We’ve all been there—you want to get totally sloshed but you don’t have the energy to get off the couch (we’ve all been there, right guys? right??). Well, the solution, thanks to modern technology, is to order alcohol straight to your apartment like some sort of debauched sloth. Yes, dear friends, there is an app for that—and it’s in a bit of trouble right now.
The booze delivery company Drizly is currently under fire from the Federal Trade Commission over a series of cybersecurity blunders that left the personal information of 2.5 million users at the mercy of hackers two years ago. Drizly, which offers an app-based alcohol delivery service, is basically Uber Eats but for liquor. This makes sense because, like Uber Eats, Drizly is also owned by Uber. The global ride-share giant purchased the company last October, in an apparent bid to expand the product base it could deliver to lazy middle class consumers via its army of underpaid gig-workers.
Using age verification mechanisms, Drizly allows age-21+ mobile users to expedite beer, wine, hard seltzers, and any other booze of their choosing from local retailers straight to their homes. And while that might sound like the makings of a fun night, unfortunately, the company is currently facing a federal law enforcement action that isn’t so fun: in a complaint filed by the FTC Monday, officials accused the company and its CEO, James Cory Rellas, of grievous security failures that ultimately led to the compromise of millions of app users’ data.
According to the complaint, Rellas and the company implemented a largely non-existent security policy that led rather predictably to disaster. In Drizly’s early years, Rellas hired a slew of executives to grow the firm but ultimately failed to hire a chief information security officer, who would have been responsible for looking after user data. Among other bungles, Drizly also used a cryptographically broken and thus insecure hash function, MD5, to obscure user passwords, failed to limit employee access to user data, didn’t monitor its network for security threats, didn’t develop security procedures, and didn’t train employees on how to look out for bad actors. To top it all off, Drizly stored important database information on an unsecured platform.

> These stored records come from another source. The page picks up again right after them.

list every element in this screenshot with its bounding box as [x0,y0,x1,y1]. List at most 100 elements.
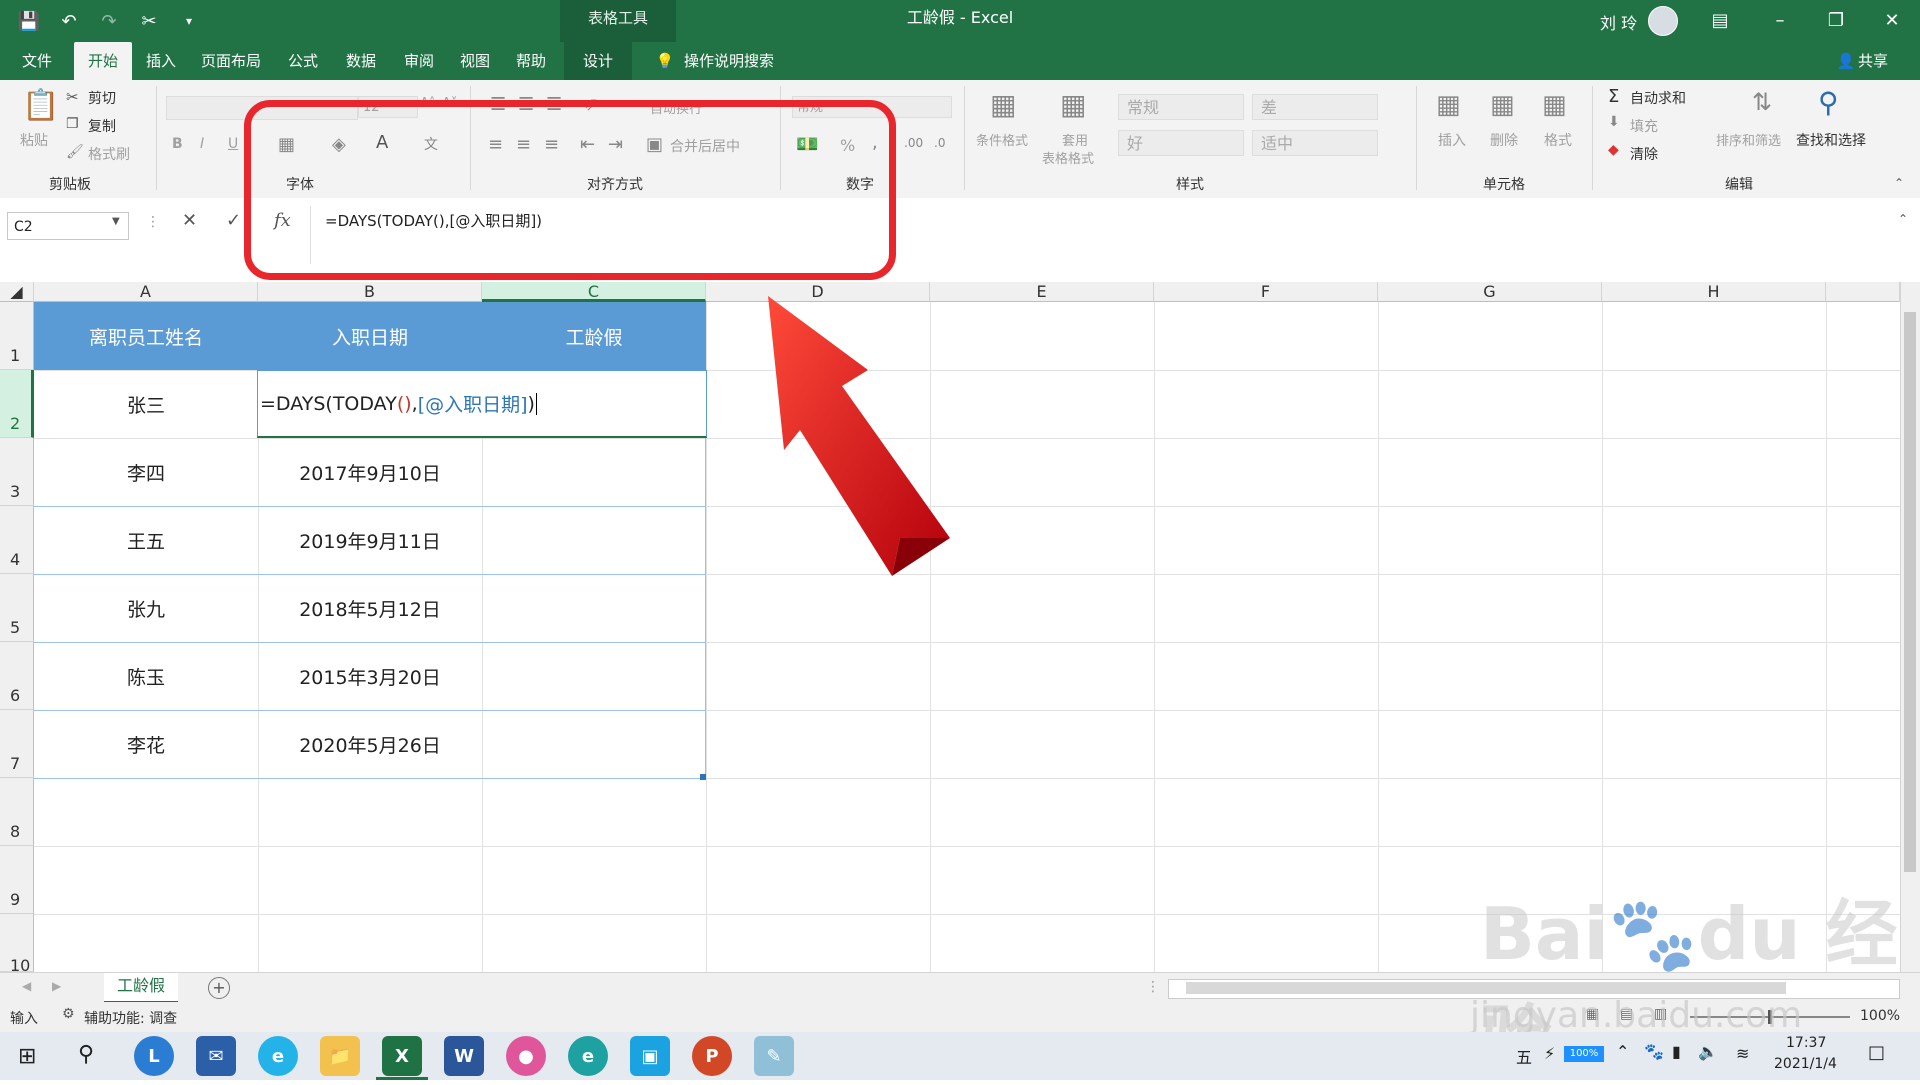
format-painter-button[interactable]: 格式刷 [88,144,130,164]
user-name[interactable]: 刘 玲 [1600,10,1637,34]
cell-a3[interactable]: 李四 [34,438,258,506]
name-box-dropdown-icon[interactable]: ▼ [112,216,120,227]
merge-center-button[interactable]: 合并后居中 [670,136,740,156]
zoom-level[interactable]: 100% [1860,1008,1900,1024]
row-header-3[interactable]: 3 [0,438,34,506]
bold-button[interactable]: B [172,136,183,152]
lark-app-icon[interactable]: L [134,1036,174,1076]
increase-indent-icon[interactable]: ⇥ [608,134,623,155]
clock-date[interactable]: 2021/1/4 [1774,1056,1837,1072]
table-header-seniority-leave[interactable]: 工龄假 [482,302,706,370]
align-bottom-icon[interactable]: ☰ [546,94,562,115]
percent-button[interactable]: % [840,136,855,155]
style-bad[interactable]: 差 [1252,94,1378,120]
tab-data[interactable]: 数据 [338,42,384,80]
font-size-select[interactable]: 12 [358,96,418,118]
horizontal-scroll-thumb[interactable] [1186,982,1786,994]
insert-cells-button[interactable]: 插入 [1438,130,1466,150]
fill-icon[interactable]: ⬇ [1608,114,1620,130]
prev-sheet-icon[interactable]: ◀ [22,979,31,993]
eraser-icon[interactable]: ◆ [1608,142,1619,158]
autosum-icon[interactable]: Σ [1608,86,1619,107]
cell-a4[interactable]: 王五 [34,506,258,574]
row-header-6[interactable]: 6 [0,642,34,710]
sort-filter-icon[interactable]: ⇅ [1752,88,1772,116]
merge-center-icon[interactable]: ▣ [646,134,663,155]
column-header-c[interactable]: C [482,282,706,302]
tab-insert[interactable]: 插入 [138,42,184,80]
save-icon[interactable]: 💾 [14,6,44,36]
ribbon-display-icon[interactable]: ▤ [1690,0,1750,40]
magnifier-icon[interactable]: ⚲ [1818,86,1839,119]
split-handle-icon[interactable]: ⋮ [1146,979,1160,995]
tab-view[interactable]: 视图 [452,42,498,80]
number-format-select[interactable]: 常规 [792,96,952,118]
powerpoint-app-icon[interactable]: P [692,1036,732,1076]
tab-help[interactable]: 帮助 [508,42,554,80]
underline-button[interactable]: U [228,136,238,152]
table-resize-handle[interactable] [700,774,706,780]
cancel-icon[interactable]: ✕ [182,210,197,231]
copy-button[interactable]: 复制 [88,116,116,136]
tab-review[interactable]: 审阅 [396,42,442,80]
restore-icon[interactable]: ❐ [1806,0,1866,40]
column-header-f[interactable]: F [1154,282,1378,302]
accessibility-status[interactable]: 辅助功能: 调查 [84,1008,177,1028]
increase-decimal-icon[interactable]: .00 [904,136,923,150]
autosum-button[interactable]: 自动求和 [1630,88,1686,108]
search-icon[interactable]: ⚲ [78,1042,94,1067]
cell-b6[interactable]: 2015年3月20日 [258,642,482,710]
row-header-10[interactable]: 10 [0,914,34,972]
format-cells-icon[interactable]: ▦ [1542,90,1567,120]
customize-qat-icon[interactable]: ▾ [174,6,204,36]
page-layout-view-icon[interactable]: ▤ [1620,1006,1633,1022]
chevron-up-icon[interactable]: ⌃ [1616,1042,1629,1061]
row-header-9[interactable]: 9 [0,846,34,914]
tell-me-search[interactable]: 操作说明搜索 [684,42,784,80]
edge-app-icon[interactable]: e [568,1036,608,1076]
normal-view-icon[interactable]: ▦ [1586,1006,1599,1022]
browser-e-icon[interactable]: e [258,1036,298,1076]
font-family-select[interactable] [166,96,358,120]
cell-b5[interactable]: 2018年5月12日 [258,574,482,642]
wifi-icon[interactable]: ≋ [1736,1044,1749,1063]
tab-formulas[interactable]: 公式 [280,42,326,80]
baidu-tray-icon[interactable]: 🐾 [1644,1042,1664,1061]
table-header-name[interactable]: 离职员工姓名 [34,302,258,370]
ime-indicator[interactable]: 五 [1516,1044,1532,1068]
row-header-2[interactable]: 2 [0,370,34,438]
conditional-format-button[interactable]: 条件格式 [976,130,1028,149]
clear-button[interactable]: 清除 [1630,144,1658,164]
cell-b7[interactable]: 2020年5月26日 [258,710,482,778]
cut-icon[interactable]: ✂ [134,6,164,36]
row-header-8[interactable]: 8 [0,778,34,846]
minimize-icon[interactable]: – [1750,0,1810,40]
tab-file[interactable]: 文件 [12,42,62,80]
find-select-button[interactable]: 查找和选择 [1796,130,1866,150]
align-left-icon[interactable]: ≡ [488,134,503,155]
column-header-h[interactable]: H [1602,282,1826,302]
orientation-icon[interactable]: ⇗ [584,94,599,115]
format-as-table-icon[interactable]: ▦ [1060,88,1086,121]
insert-cells-icon[interactable]: ▦ [1436,90,1461,120]
cell-a5[interactable]: 张九 [34,574,258,642]
align-right-icon[interactable]: ≡ [544,134,559,155]
tab-design[interactable]: 设计 [564,42,632,80]
next-sheet-icon[interactable]: ▶ [52,979,61,993]
excel-app-icon[interactable]: X [382,1036,422,1076]
border-icon[interactable]: ▦ [278,134,295,155]
formula-input[interactable]: =DAYS(TODAY(),[@入职日期]) [310,206,1920,264]
tab-page-layout[interactable]: 页面布局 [196,42,266,80]
tab-home[interactable]: 开始 [74,42,132,80]
align-middle-icon[interactable]: ☰ [518,94,534,115]
fill-button[interactable]: 填充 [1630,116,1658,136]
delete-cells-button[interactable]: 删除 [1490,130,1518,150]
italic-button[interactable]: I [200,136,204,152]
select-all-corner[interactable]: ◢ [0,282,34,302]
style-neutral[interactable]: 适中 [1252,130,1378,156]
delete-cells-icon[interactable]: ▦ [1490,90,1515,120]
font-grow-icon[interactable]: A˄ [420,96,435,111]
cell-a6[interactable]: 陈玉 [34,642,258,710]
volume-icon[interactable]: 🔈 [1698,1042,1718,1061]
row-header-4[interactable]: 4 [0,506,34,574]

The insecure data was ultimately used by cybercriminals to hack into the company’s environment and use Drizly’s servers to mine cryptocurrency. In 2020, meanwhile, a cybercriminal managed to sneak past Drizly’s defenseless perimeter to steal personal information on 2.5 million app users.
The complaint makes it clear that this is all not okay:
These failures allowed a malicious actor to access Drizly’s consumer database and steal information relating to 2.5 million consumers... Rellas is responsible for this failure, as he did not implement, or properly delegate the responsibility to implement, reasonable information security practices...
The company said in a statement, “We take consumer privacy and security very seriously at Drizly, and are happy to put this 2020 event behind us.”
Drizly’s parent company has encountered dire cybersecurity woes this year as well. Uber’s former chief information officer Joe Sullivan was convicted of obstruction of justice earlier this month, and the company suffered a severe data breach in September that it’s still in the process of cleaning up.
As stipulated by the complaint, Drizly and Rellas are now required to delete all user data that is “not necessary for it to provide products or services to consumers.” Going forward, the company will also be forced to limit the amount of data it collects on users, in an effort to avoid future leakage. At the same time, the FTC has mandated that Drizly put into action a real data security plan, one that will “protect against the [kinds of] security incidents” that are outlined in the complaint.
“Our proposed order against Drizly not only restricts what the company can retain and collect going forward but also ensures the CEO faces consequences for the company’s carelessness,” said Samuel Levine, Director of the FTC’s Bureau of Consumer Protection, in the agency’s press release. “CEOs who take shortcuts on security should take note.”